B. Kendala Dalam Pelaksanan Perlindungan Bagi Pengguna Jasa
Angkutan Bus Batik Solo Trans (BST) Atas Hak Keselamatan
Konsumen
1. Kendala yang dihadapi dalam pelaksanaan perlindungan oleh
Bus Batik Solo Trans (BST)
Menurut Pasal 14 ayat (1) PP Nomor 74 Tahun 2014, angkutan
umum diselenggarakan dalam upaya memenuhi kebutuhan angkutan
orang dan/atau barang yang selamat, aman, nyaman, dan terjangkau.

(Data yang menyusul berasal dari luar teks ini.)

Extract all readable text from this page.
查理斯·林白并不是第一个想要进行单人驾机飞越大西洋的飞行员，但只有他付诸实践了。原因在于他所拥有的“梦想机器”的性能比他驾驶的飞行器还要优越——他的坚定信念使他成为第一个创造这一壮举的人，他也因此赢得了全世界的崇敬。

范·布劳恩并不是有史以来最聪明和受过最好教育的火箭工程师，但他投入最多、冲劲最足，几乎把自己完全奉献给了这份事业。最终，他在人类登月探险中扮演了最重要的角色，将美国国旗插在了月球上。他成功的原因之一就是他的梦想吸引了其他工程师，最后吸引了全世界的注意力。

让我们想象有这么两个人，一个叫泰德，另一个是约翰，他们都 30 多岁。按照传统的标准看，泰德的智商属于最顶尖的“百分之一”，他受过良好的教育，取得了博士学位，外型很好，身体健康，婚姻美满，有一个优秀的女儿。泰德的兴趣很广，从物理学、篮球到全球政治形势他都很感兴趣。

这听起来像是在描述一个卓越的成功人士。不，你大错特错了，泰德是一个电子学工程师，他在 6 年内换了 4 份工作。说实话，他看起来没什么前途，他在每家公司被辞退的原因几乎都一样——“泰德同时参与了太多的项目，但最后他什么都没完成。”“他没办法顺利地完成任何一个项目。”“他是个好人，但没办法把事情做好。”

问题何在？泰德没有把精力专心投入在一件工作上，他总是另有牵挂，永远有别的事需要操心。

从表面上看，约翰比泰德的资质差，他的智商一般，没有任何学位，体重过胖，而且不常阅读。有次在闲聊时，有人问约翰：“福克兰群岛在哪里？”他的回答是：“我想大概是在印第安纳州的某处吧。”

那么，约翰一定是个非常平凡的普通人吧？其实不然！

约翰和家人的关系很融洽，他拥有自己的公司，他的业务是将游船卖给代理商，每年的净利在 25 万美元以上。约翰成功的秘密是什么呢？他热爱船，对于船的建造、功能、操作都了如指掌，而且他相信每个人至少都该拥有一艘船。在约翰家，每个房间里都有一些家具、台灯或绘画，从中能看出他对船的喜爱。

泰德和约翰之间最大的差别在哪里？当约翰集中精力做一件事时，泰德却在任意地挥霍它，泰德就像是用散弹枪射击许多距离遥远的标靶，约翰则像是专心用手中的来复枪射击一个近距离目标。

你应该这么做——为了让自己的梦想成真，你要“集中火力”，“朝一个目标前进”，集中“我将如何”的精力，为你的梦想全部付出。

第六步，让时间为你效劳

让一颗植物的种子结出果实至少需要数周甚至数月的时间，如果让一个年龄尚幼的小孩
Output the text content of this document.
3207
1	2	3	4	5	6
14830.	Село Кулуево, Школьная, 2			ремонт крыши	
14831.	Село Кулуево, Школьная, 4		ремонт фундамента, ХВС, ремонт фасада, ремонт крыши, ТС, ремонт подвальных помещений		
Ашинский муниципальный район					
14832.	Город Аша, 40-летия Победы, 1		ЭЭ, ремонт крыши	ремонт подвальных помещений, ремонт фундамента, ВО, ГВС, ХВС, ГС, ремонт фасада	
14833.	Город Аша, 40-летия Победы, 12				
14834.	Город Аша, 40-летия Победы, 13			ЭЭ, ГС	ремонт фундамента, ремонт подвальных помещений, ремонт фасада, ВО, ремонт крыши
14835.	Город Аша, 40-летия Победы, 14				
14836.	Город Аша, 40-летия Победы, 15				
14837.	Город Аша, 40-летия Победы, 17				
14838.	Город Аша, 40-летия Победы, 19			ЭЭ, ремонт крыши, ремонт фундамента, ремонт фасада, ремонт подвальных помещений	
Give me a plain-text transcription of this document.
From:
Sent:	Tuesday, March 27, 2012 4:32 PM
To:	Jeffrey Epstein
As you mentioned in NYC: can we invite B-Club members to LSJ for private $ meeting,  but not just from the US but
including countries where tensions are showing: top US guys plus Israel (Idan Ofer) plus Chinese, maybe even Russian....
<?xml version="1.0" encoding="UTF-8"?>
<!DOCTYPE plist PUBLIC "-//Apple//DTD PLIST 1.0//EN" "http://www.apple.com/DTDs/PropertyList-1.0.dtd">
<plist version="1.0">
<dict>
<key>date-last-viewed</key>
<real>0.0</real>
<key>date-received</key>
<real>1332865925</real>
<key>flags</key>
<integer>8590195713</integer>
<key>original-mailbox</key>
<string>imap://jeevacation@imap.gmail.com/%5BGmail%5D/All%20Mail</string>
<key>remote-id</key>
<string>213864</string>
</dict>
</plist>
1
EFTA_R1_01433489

Namun dalam suatu sistem pelayanan yang sudah dibuat oleh pihak
pelaku usaha atau perusahaan angkutan umum khususnya dalam hal
ini PT. Bengawan Solo Trans, segala pelayanan, fasilitas, dan upaya
perlindungan konsumen yang diatur dan dilaksanakan sedemikian
rupa dengan semaksimal mungkin, masih dimungkinkan adanya celah
ataupun kekurangan di dalamnya atau secara keseluruhan terlihat
belum maksimal. Pelayanan bagi penumpang baik berupa fasilitas
fisik maupun keteraturan sistem trayek, masih saja mengalami
beberapa kendala dalam pelaksanaannya. Kesiapan baik sarana
39
prasarana maupun sumber daya manusia yang sudah terlatih bukan
menjadi satu-satunya faktor utama keberhasilan pelayanan yang
diberikan kepada pengguna jasa atau penumpang. Dalam hal ini
penulis selama melakukan penelitian di lapangan masih menemukan
adanya beberapa hambatan untuk tercapainya hak atas keselamatan
penumpang. Oleh karenanya, diperlukan adanya aspek pendukung
keberhasilan pelayanan atas hak kenyamanan, keamanan, dan
keselamatan penumpang bus BST.
Faktor-faktor yang menjadi hambatan bagi pihak PT. Bengawan
Solo Trans dari hasil observasi penulis, dalam hal pelaksanaan
perlindungan bagi pengguna jasa angkutan bus BST atas hak
keselamatan konsumen ditinjau dari UU Perlidungan Konsumen, yaitu
antara lain sebagai berikut :
a. Faktor hukum atau aturan yang berlaku
Dalam hal ini, yang dimaksut adalah aturan-aturan yang
diberlakukan oleh pihak pengelola baik bagi pengemudi dan
pramugari/pramugara, maupun bagi konsumen sebagai pengguna
jasa angkutan umum di ruang publik. Pihak pengelola bus BST
yakni PT. Bengawan Solo Trans sudah berusaha semaksimal
mungkin untuk mewujudkan harapan penumpang agar
terlindunginya hak-hak pengguna, khususnya hak atas keselamatan
konsumen. Pelaksanaan perlindungan bagi pengguna jasa angkutan
umum bus BST atas hak keselamatan konsumen, diwujudkan
dengan dibentuknya peraturan-peraturan yang mengikat baik yang
ditujukan kepada pengemudi bus maupun kepada
pramugari/pramugara. Beberapa peraturan tersebut diantaranya
peraturan mengenai waktu jeda (headway) antar unit armada bus
satu dengan yang lainnya, peraturan mengenai kecepatan laju bus,
dan peraturan mengenai penaikan dan penurunan penumpang.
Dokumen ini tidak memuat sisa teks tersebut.